Harry Wong III curated the works, which will feature local actors and directors, whose storytelling skills will challenge and move audiences while celebrating the vibrant community of the islands.

“Through the use of humor, history, and even magic, these plays explore serious issues
about identity, culture, society and belonging,” said Wong. “We are thrilled to share these diverse and dynamic stories and celebrate the work of tremendous playwrights with our community.”

The agenda of productions:

  • Lovey Lee,” by Moses Goods, Aug. 22 to Sept. 22—A coming-of-age play, Lovey Lee is a young queer Hawaiian, in search of his place, in the 1970s of Hawaii, a time of reclamation, discovery and pride. The state’s cultural renaissance is in its peak, and the sexual liberation movement is booming, but the journey of any brave pioneer is often complicated and fraught with challenges, and Lovey attempts to find his relevance.
  • “Kimo the Waiter,”by Lee Cataluna, Nov. 7 to Dec. 8–Kimo waits tables while pursuing his dream of acting professionally in the 1980s – but he’s always too brown, or not brown enough. Kimo’s quest is funny, frustrating and totally relatable as he tries to break free from stereotypical images of island characters. During a time when there were few roles for people of color, except for local commercials, those television images of Hawaii people were, in some cases, even more limiting than Hollywood’s idea of what it meant to be from Hawaii.

  • “Southernmost,” by Mary Lyon Kamitaki
    Jan. 23 to Feb. 23– For former fisherman Wally Chaves, who lives with his retired wife Becky in the familiar
    hills of Kaʻu at the southernmost tip of the Big Island, planting keiki trees for a coffee farm is giving him new life.
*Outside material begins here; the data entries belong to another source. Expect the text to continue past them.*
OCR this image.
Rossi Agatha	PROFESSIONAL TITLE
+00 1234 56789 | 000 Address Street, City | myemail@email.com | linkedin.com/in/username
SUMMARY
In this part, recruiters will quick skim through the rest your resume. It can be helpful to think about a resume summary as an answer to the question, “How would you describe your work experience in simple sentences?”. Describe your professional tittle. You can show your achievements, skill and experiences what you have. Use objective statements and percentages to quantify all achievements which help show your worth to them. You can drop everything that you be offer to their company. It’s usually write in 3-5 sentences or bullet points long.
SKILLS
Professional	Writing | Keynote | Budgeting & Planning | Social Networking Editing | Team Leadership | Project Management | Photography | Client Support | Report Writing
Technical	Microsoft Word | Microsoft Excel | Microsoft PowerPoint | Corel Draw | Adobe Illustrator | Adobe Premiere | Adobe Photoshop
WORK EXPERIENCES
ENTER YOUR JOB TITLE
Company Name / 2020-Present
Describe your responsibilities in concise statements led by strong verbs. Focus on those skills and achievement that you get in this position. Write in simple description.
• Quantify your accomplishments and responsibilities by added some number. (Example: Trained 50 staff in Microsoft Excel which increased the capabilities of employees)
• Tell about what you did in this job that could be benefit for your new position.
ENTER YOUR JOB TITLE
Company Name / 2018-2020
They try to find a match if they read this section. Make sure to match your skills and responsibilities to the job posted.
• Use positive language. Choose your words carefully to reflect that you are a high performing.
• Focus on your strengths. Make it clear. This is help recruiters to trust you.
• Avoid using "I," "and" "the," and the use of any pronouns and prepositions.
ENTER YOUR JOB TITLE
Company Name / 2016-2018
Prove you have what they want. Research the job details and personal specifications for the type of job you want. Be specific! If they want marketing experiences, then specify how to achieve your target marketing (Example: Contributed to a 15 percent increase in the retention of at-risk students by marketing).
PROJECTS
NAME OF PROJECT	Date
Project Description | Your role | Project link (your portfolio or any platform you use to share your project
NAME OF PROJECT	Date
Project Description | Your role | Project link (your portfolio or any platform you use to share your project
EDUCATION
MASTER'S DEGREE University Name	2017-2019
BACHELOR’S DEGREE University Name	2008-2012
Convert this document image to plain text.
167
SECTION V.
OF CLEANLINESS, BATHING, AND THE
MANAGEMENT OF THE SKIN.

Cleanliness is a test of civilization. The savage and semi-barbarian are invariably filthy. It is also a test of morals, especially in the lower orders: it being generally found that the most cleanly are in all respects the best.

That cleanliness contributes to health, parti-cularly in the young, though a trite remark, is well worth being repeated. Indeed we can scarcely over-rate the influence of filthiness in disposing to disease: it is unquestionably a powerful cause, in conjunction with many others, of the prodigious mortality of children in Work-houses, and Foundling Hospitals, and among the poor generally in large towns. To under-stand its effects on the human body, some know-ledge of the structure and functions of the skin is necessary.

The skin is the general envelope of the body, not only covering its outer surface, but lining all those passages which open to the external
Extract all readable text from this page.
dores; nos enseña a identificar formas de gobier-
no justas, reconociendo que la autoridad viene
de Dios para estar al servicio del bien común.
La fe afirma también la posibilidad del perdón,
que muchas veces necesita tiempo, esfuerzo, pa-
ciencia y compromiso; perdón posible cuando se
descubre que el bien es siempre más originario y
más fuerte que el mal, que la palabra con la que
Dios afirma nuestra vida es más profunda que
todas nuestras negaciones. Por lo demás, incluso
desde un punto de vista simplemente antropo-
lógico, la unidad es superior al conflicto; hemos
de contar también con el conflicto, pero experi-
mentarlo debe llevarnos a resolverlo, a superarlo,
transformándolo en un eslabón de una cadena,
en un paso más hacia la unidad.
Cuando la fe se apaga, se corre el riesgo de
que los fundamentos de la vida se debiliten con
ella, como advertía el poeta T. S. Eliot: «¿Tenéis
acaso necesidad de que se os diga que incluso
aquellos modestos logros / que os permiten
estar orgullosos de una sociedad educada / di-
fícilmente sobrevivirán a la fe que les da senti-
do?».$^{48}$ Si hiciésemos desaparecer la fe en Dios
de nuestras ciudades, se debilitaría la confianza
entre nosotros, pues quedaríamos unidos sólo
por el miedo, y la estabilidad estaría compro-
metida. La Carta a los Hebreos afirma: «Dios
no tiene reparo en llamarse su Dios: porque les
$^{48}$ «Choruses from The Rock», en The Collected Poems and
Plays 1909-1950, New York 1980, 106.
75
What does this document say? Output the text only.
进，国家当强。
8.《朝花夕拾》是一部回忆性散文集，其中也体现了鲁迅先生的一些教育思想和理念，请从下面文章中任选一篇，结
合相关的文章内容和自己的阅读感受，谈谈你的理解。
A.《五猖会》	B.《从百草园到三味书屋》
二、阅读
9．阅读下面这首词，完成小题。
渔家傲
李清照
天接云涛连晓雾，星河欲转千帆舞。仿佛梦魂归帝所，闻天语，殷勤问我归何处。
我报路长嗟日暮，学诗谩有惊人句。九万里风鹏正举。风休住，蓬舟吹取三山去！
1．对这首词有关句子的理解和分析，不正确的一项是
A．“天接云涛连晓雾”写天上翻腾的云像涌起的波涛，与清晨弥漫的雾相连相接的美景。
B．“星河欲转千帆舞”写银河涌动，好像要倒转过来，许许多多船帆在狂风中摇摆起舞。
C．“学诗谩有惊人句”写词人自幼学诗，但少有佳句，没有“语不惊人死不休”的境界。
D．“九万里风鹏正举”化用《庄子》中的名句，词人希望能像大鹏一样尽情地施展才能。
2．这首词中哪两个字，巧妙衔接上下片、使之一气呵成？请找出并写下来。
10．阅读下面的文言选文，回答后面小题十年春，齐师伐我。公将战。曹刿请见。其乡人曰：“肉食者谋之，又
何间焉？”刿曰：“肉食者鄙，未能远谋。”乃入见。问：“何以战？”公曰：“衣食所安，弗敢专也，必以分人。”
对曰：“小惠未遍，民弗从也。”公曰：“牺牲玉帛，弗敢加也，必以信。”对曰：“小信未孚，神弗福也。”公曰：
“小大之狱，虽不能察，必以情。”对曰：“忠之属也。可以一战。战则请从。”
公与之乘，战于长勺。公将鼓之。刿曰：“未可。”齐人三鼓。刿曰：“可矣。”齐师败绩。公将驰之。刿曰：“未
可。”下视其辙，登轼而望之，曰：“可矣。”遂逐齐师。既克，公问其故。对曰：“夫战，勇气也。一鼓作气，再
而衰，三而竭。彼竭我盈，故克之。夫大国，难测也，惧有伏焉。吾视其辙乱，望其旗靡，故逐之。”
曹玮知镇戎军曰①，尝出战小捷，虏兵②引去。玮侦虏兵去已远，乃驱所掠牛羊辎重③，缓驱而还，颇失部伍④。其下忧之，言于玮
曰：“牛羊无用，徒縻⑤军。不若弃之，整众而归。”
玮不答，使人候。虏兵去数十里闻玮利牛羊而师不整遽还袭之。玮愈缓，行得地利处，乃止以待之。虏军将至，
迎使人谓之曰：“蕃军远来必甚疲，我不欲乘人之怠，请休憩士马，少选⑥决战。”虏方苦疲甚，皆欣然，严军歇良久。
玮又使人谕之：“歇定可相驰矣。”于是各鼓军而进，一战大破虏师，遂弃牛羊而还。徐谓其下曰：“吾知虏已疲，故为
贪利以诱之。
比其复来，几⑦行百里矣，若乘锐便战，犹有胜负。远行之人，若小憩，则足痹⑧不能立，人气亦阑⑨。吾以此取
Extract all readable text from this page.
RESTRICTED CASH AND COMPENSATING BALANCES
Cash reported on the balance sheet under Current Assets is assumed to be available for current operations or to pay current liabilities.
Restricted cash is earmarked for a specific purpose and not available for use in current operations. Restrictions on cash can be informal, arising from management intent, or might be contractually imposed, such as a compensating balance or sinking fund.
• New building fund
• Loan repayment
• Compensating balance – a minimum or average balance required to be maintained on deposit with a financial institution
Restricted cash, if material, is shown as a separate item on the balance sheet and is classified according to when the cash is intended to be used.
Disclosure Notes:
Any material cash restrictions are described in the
When daughter Charlene visits with her girlfriend Jessica – Wally
    calls her “one vegetarian lesbian” – things become unstable. But when earthquakes start to really shake things up, should they stay, or should they go?
  • The Magic of Polly Amnesia,” by Tony Pisculli, March 27 to April 27–
    Polly Amnesia – orphan, magician, punk – takes the stage fora her one-woman magic show. Throughout her act, she attempts to sort hope from delusion, dreams from bullshit and true magic from trickery as she recounts her quixotic quest to solve the mystery of her own identity and the family that abandoned her. But in tonight’s performance, something is going terribly wrong. A world premiere.
  • “The Golden Gays,”  by Ryan “Oki”naka, May 29 to June 29, 2025–Aunty Maria Lani Tunta is the free, fierce, and fabulous mother to a chosen family of queens, facing their golden years and ready for second chances. What does it mean for a drag queen to be in their 70s, for a sexual player to keep up his game, for a divorced man to explore being gay for the first time, for a widower to date again? These bitches bicker, tease, and challenge each other to move on, and they do it in makeup and heels. In this crazy life you have to seize the cheesecake. This script was inspired by the groundbreaking show: “The Golden Girls.” A world premiere.

Performances are at 7 p.m. Thursdays through Saturdays and at 2 p.m. Sundays.